It's been way, way, way too long since the view from either rover's cameras has changed very much. So I hope you'll join me in a shout of "woo hoo!" or perhaps "yippee!" as I show you the latest view from Opportunity, from sol 1,666, as automatically composed in Mike Howard's Midnight Mars Browser software:

Click to enlarge > Screen capture from Midnight Mars Browser, Opportunity sol 1,666

As of sol 1,666, Opportunity had driven about 250 meters south of Duck Bay, the point at which it had entered Victoria crater an Earth year before. In this panorama it is looking across Cape Victory toward the crater. Most of the panorama is built of larger Navcam frames; the smaller images in the center of the panorama are higher-resolution images taken with the Pancam, and indicate Opportunity's next likely drive direction. Credit: NASA / JPL / Cornell / Midnight Mars Browser (Michael Howard)

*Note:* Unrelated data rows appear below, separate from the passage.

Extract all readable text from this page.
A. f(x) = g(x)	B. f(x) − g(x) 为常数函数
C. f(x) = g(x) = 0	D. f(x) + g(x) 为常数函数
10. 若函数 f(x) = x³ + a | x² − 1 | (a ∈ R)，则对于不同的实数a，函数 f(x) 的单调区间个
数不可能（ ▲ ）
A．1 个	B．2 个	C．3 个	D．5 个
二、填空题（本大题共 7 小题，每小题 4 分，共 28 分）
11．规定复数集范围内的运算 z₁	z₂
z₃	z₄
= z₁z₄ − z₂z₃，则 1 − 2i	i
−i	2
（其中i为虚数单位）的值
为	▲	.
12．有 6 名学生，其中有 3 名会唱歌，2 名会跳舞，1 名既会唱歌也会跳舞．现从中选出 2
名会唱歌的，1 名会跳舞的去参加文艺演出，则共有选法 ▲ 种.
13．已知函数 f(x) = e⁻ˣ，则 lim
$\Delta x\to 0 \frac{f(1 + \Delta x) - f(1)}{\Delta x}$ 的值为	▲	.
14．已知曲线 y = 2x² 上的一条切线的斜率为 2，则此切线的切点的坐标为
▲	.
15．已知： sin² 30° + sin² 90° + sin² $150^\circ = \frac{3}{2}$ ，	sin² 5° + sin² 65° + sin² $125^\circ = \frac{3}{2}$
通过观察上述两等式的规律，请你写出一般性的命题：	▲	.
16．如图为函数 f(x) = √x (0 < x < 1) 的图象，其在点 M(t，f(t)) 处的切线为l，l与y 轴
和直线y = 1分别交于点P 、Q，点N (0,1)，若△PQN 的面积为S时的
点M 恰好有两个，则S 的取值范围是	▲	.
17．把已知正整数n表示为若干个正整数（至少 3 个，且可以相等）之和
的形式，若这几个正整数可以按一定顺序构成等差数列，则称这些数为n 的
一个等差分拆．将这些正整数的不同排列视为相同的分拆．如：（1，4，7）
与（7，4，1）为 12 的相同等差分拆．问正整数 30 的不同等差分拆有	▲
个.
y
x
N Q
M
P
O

If you aren't among the people who have given over 25 GB of your hard drive to Midnight Mars Browser, Mike has helpfully exported this view as a Quicktime VR panorama, on which you can click and drag your mouse to spin the view around.

That hole in the ground is, of course, Victoria crater, Opportunity's neighborhood for the last Mars year or so. We're about to leave it in the rear-view mirror, but not before taking one last parting view. You don't even need to read A. J. S. Rayl's latest rover update (although you should go read that!) to figure out what's going to happen next; the only clues you need are in the panorama above. At the end of any long drive, the rovers usually grab at least a partial panorama with their Navigation Cameras (Navcams) to get a good fix on where they are. The Navcams are black-and-white only and are the lower- resolution of the rovers' mast-mounted cameras; you don't need very many Navcam images to make a complete 360-degree view around the rover. In the panorama above, you can see parts of five Navcam frames tiling Opportunity's horizon, and a further two that fill in the space immediately in front of the rover's wheels. But on top of that, you see four much smaller tiles. Those are Pancam frames. Pancam has roughly three times higher resolution than Navcam; the tradeoff is that it takes more Pancam shots to cover the world around Opportunity. So at the end of a drive, they take Pancam shots only in the direction that they plan to drive next, giving the rover drivers a detailed view of the terrain at a distance from the rover. On any Midnight Mars Browser panorama, the location of the Pancam shots tells you where the rover drivers are aiming Opportunity next. In this case, they're aimed at the crater rim -- so they're planning on driving Opportunity toward the rim, presumably to get a good look back at the crater.